Un diálogo nada habitual
EL ENCUENTRO de ayer en La Moncloa es el de un presidente y el líder del primer partido de la oposición cuando están a punto de intercambiar sus papeles. González y Aznar son, en todo caso, los dirigentes de las dos formaciones que han conseguido más de tres cuartas partes de los votos emitidos y cuyos grupos parlamentarios reúnen el 85% de los escaños del Congreso. José María Aznar tiene todavía que conseguir lo que se propone: sumar más votos a favor que en contra para su investidura como presidente del Gobierno. Pero al menos tiene a su favor la convicción generalizada de que a nadie conviene tener que volver a las urnas de inmediato.En esas condiciones, que Aznar y González se vean e intercambien puntos de vista sobre asuntos de Estado y otros de interés común es algo que parece más que conveniente. Lo inexplicable es que durante los últimos años apenas se hayan visto y hablado -excepto a gritos, en los debates parlamentarios- y que el sarcasmo haya sido la figura retórica más común cuando el uno se ha referido al otro en entrevistas o comparecencias públicas. El encuentro de ayer supone ante todo un gesto de reconocimiento recíproco que hasta ahora se habían negado.
Un sistema democrático sano exige tal reconocimiento. Entre el Gobierno y la oposición, pero también entre las personas que encarnan ante la opinión pública ambas funciones. Las cuales eran intercambiables, como ahora se comprueba, sin necesidad de ninguna supuesta nueva transición entre dos regímenes diferentes, como pretendieron y aún pretende algún agitador que se permite otorgar títulos de reválida democrática nada menos que al pueblo español. La democracia exige que los contrincantes aspiren a vencer al adversario, no a liquidarle.

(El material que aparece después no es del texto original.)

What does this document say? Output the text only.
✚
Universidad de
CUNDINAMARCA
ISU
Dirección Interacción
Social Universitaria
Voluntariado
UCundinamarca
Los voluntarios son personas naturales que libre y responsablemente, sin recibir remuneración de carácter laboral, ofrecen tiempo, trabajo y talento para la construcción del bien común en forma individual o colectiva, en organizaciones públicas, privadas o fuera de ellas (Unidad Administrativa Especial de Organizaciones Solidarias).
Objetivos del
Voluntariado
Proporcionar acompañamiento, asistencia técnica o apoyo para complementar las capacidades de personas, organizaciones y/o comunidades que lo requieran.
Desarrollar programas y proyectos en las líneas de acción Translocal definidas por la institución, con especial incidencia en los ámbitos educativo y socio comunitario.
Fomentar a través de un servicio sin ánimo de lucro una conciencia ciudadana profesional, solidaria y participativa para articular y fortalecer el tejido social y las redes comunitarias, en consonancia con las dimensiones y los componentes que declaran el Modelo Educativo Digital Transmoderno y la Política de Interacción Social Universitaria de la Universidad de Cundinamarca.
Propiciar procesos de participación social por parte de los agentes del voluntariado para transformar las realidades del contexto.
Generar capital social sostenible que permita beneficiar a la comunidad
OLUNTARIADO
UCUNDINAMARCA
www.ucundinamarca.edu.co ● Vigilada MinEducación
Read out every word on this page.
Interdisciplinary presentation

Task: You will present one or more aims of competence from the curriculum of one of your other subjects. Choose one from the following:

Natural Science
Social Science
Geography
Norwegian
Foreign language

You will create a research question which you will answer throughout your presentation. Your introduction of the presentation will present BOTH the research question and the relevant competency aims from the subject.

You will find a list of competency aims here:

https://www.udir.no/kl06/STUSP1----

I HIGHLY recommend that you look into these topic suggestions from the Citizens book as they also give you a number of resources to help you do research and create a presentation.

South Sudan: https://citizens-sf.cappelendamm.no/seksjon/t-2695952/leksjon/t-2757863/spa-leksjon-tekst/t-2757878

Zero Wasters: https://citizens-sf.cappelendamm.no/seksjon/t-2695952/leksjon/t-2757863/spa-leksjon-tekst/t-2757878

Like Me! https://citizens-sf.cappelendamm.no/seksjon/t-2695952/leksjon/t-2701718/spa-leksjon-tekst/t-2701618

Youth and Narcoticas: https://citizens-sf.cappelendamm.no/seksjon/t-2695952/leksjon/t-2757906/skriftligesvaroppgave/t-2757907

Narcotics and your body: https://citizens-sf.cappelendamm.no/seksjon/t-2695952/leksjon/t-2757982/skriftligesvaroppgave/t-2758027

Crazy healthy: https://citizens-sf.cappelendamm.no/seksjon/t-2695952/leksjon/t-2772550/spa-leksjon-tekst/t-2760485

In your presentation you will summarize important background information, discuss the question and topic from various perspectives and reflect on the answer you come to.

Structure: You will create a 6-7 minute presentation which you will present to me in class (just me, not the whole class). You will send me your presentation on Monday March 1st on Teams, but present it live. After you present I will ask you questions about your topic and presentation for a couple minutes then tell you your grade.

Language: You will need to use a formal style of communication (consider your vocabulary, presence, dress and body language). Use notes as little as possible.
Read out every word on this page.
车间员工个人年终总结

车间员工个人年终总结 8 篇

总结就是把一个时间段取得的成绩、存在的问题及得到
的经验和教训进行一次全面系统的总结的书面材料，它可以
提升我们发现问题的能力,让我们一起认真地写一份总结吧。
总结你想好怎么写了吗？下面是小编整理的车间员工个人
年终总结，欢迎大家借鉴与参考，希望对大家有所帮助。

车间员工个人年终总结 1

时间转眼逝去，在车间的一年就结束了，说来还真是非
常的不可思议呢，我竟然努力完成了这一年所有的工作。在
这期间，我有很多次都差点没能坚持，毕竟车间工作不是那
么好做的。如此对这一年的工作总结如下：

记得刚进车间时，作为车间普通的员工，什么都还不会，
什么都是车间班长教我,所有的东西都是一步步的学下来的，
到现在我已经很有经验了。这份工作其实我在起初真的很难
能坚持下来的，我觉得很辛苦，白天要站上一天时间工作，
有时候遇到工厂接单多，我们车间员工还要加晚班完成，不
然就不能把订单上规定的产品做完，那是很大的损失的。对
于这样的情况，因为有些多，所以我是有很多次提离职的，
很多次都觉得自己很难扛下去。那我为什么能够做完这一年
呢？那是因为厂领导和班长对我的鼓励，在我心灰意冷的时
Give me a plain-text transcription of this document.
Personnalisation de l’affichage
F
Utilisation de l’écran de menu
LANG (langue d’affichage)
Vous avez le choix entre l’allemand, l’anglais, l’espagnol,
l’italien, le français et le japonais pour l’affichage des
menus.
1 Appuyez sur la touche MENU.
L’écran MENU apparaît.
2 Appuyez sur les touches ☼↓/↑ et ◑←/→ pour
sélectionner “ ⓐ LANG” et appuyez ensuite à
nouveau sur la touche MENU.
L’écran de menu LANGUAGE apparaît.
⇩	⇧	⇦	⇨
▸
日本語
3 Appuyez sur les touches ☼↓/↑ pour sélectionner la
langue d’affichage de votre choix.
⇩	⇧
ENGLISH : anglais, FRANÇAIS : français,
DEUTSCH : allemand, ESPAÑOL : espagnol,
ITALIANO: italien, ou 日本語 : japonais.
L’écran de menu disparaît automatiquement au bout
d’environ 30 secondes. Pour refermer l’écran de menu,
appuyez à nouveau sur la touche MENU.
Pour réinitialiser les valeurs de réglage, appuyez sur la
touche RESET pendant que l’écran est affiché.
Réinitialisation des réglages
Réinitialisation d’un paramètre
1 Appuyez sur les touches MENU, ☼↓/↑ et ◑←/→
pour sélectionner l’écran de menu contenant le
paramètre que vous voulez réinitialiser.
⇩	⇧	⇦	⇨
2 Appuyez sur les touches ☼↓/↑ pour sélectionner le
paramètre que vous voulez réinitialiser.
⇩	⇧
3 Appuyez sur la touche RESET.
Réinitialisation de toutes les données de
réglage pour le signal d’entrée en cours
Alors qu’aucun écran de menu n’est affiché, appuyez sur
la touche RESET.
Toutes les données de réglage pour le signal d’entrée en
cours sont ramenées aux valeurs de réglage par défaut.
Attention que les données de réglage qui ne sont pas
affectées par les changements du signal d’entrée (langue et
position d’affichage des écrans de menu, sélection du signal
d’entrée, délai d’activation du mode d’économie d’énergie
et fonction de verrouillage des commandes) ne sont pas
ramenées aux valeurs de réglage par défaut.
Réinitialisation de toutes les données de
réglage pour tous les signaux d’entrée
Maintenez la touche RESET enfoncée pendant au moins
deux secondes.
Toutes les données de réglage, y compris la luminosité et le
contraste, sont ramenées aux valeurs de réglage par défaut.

Hay sectores en la política y en los medios que han animado desde 1993 a Aznar a buscarla liquidación política de González, su supresión del escenario público y la criminalización de todos aquellos que le siguen o votan. Visto el resultado, puede considerarse acertada la decisión del propio González -cuestionada en su momento por tantos, entre ellos este periódico- de volver a encabezar la candidatura socialista. Aunque sea al precio de que algunos empecinados se permitan escribir, en tono guerracivilista, que los votos del PSOE son votos a la corrupción y al crimen: nada menos que nueve millones de españoles convictos de complicidad criminal.
González reiteró ayer su intención de votar contra la investidura de Aznar, pero también se comprometió a no criticar ni poner obstáculos a una eventual coalición del Partido Popular con los nacionalistas. Ese acuerdo plantea al PP algunas dificultades superiores a las ya considerables existentes entre Pujol y González en 1993, pero al menos no contará con el añadido de una descalificación por parte de la oposición que pueda compararse a la que Aznar y el líder de Izquierda Unida, Julio Anguita, hicieron sistemáticamente suya durante toda la pasada, legislatura. Esto demuestra que alguna razón tenía Calvo Sotelo al añorar una oposición con experiencia previa de gobierno.
Y, sin embargo, después de la reunión de ayer no quedó claro si la entrevista era algo más que lana manifestación de buena voluntad entre quienes dirigen los dos partidos más votados. Ambos dejaron claro que no se habló de transferencias de poder. Hubiera sido, como bien dijo Pujol, una falta de respeto a un Parlamento recién electo que aún debe decidir sobre la investidura o no del candidato a la jefatura de Gobierno. Así las cosas, poco tenía González que contar a Aznar, y éste sólo podía limitarse a exponerle al presidente en funciones una lista de intenciones para sus próximas negociaciones con quienes supone que pueden apoyarle en su investidura. El diálógo siempre es bueno, y más cuándo lo practican dos dirigentes políticos que se han rehuido, pero ambos debieran tener el máximo interés en evitar que este encuentro pueda interpretarse como una presión sobre erceros o como el intento de prejuzgar los resultados de una negociación que, lejos de concluir, está apenas comenzando.